Travel resumed on most of southeastern Wyoming’s highways on Thursday as a strong winter storm that dropped up to 18 inches of snow on parts of the state loosened its grip.
In the wake of the storm, Wyoming residents braced for brisk winds expected to cause the snow to blow and drift on Friday. However, the winds were also expected to bring warmer temperatures to the state, which shivered through sub-zero readings on Wednesday night.
““Wind is going to be the problem into Friday, but on the upside, it will cause some warmer temperatures,” said Brandon Wills, a meteorologist for the National Weather Service. “The southeastern part of the state will have gusty winds overnight Thursday and portions of Friday.”
Snowfall tapered off across the state Wednesday evening and Thursday morning. Accumulations from the storm ranged from 4 to 6 inches in Torrington to 5 to 8 inches in Cheyenne and 18 inches in LaGrange.
Eastern Wyoming from Wheatland to Rawlins was under a high wind warning until Friday, with gusts expected to reach 45 to 50 mph.
But Wills said there is no precipitation in the forecast for foreseeable future.
As the state shook off the impact of the storm, Interstate 80 remained closed Thursday between Cheyenne and Rawlins. Travel was possible from Rawlins to the Utah state line, although the segment of highway across western Wyoming was subject to rolling closures.
Interstate 25, which was closed between Cheyenne and Douglas for most of Wednesday, also opened for travel Thursday.
However, commenters on the “Wyoming Road and Weather Conditions Reports Updates” Facebook page continued to urge drivers to exercise caution in the face of some continuing bad conditions.
One commenter warned of a truck stuck in the wrong lane in a bend in the canyon on Wyoming Highway 230 north of Laramie. Others warned of white-out conditions, poor visibility and icy roads.
In the 24 hours between noon Wednesday and Thursday, the Wyoming Highway Patrol responded to 22 crashes on I80 and I25, two of those involving injuries, according to Sgt.

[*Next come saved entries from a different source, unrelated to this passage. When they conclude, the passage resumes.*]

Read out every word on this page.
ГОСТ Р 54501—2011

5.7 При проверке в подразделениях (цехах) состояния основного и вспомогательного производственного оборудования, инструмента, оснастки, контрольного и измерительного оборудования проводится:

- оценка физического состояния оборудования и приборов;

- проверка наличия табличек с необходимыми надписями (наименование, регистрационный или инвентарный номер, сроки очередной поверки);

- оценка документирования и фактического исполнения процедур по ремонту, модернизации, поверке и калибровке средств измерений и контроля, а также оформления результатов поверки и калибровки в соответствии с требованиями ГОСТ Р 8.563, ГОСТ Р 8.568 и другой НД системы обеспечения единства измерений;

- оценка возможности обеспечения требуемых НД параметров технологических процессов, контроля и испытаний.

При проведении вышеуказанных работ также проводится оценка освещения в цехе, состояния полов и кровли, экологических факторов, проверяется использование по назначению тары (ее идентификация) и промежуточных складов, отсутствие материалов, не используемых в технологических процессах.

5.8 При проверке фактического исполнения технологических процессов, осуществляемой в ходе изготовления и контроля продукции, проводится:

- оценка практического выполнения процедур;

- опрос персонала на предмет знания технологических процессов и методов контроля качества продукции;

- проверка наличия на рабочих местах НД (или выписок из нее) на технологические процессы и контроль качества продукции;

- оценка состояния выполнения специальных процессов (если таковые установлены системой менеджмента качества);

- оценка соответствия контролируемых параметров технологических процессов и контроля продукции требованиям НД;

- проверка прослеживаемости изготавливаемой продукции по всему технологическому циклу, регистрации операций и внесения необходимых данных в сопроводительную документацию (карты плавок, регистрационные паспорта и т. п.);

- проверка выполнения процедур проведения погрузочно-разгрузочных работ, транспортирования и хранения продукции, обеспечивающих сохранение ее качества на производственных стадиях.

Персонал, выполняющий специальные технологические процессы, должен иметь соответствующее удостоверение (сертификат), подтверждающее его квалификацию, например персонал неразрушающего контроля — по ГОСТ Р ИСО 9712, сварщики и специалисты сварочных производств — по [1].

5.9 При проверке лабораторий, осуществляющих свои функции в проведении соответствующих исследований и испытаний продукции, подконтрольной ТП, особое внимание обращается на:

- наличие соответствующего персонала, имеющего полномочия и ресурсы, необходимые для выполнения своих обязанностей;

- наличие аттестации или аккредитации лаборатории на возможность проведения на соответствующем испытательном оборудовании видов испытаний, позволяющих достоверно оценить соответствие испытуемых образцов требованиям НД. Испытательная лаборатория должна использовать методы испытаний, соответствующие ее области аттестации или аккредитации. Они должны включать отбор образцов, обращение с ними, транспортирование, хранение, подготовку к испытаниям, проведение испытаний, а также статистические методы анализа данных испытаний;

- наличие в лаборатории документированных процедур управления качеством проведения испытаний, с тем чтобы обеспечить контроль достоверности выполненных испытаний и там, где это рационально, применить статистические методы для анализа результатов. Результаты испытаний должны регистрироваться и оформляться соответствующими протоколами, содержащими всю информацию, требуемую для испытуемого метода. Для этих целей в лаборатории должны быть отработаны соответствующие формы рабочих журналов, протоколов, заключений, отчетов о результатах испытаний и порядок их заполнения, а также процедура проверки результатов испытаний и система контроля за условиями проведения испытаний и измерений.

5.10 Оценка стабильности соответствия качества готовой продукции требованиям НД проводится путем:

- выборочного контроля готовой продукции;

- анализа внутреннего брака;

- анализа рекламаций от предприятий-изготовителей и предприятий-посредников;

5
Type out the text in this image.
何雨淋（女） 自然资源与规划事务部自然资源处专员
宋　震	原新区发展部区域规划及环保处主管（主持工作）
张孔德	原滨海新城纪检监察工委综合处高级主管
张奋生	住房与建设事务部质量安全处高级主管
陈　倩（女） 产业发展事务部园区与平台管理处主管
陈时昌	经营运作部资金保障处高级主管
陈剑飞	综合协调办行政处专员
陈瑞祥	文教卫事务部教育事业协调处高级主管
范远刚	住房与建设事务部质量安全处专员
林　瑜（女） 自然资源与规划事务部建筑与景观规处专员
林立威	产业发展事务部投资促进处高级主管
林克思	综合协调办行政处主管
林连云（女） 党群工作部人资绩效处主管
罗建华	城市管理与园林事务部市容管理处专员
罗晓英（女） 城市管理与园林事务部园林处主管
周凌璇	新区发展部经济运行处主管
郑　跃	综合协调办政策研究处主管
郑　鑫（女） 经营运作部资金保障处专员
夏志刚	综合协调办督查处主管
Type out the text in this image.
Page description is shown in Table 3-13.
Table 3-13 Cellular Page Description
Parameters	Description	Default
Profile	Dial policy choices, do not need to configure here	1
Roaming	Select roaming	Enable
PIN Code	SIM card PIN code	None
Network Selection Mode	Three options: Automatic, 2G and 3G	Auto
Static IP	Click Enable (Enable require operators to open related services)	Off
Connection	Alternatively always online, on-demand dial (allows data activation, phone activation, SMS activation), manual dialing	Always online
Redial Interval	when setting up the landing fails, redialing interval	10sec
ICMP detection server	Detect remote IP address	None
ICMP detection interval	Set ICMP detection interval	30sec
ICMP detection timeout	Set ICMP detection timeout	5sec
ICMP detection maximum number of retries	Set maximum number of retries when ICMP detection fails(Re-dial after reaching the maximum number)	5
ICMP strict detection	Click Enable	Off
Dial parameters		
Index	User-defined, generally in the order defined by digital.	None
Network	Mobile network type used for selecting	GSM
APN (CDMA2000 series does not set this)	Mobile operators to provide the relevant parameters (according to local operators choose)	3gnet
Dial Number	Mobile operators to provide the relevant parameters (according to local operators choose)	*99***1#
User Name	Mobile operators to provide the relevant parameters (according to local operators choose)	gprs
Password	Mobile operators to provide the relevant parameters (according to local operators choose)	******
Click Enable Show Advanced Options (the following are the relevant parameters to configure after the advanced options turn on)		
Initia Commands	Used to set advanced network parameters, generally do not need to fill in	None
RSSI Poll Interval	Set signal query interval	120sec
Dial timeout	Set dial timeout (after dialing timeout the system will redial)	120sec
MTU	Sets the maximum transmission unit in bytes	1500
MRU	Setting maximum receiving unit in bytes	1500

Jeremy Beck.
In addition, Beck said that troopers also helped 92 stranded motorists, including semi-trailers and vehicles that were stuck or slid off the road.
Meanwhile, with a video showing a Wyoming Highway Patrol trooper nearly being hit by an out-of-control car on an interstate highway fresh in memory, Wyoming Department of Transportation officials urged drivers to be careful, especially around highway workers.
Slick roads and careless drivers posed threats for highway workers during the storm, said Cody Beers, a senior public relations specialist with WYDOT.
“We’re seeing slick roads, and in some cases, people driving too fast for conditions,” he said.
He noted that because it’s been a while since there’s been a big snow event in many parts of the state, drivers can be out of practice for winter road conditions.
“I think anytime we haven’t had snow for a while, we have to retrain our drivers for winter conditions,” Beers said. “They need to realize that there are people out on the roadways that are trying to do their jobs, such as snow plow drivers, highway troopers, deputy sheriffs, local police, emergency responders, and it’s our number one priority out there to be safe.”
Beers praised the crews who are doing their best to clear the highways.
“Our guys are on top of it,” he said. “And they’re working some overtime, and we’re doing our job.”
Beers reminded motorists to be extra cautious.
“The whole idea is to go to work, get home safe, go to your destination, get home safe, get to your appointment safe,” Beers said. “So when it’s snowing and blowing and it’s icy and slippery, we need to slow down and get safely to our destination. It’s just common sense.”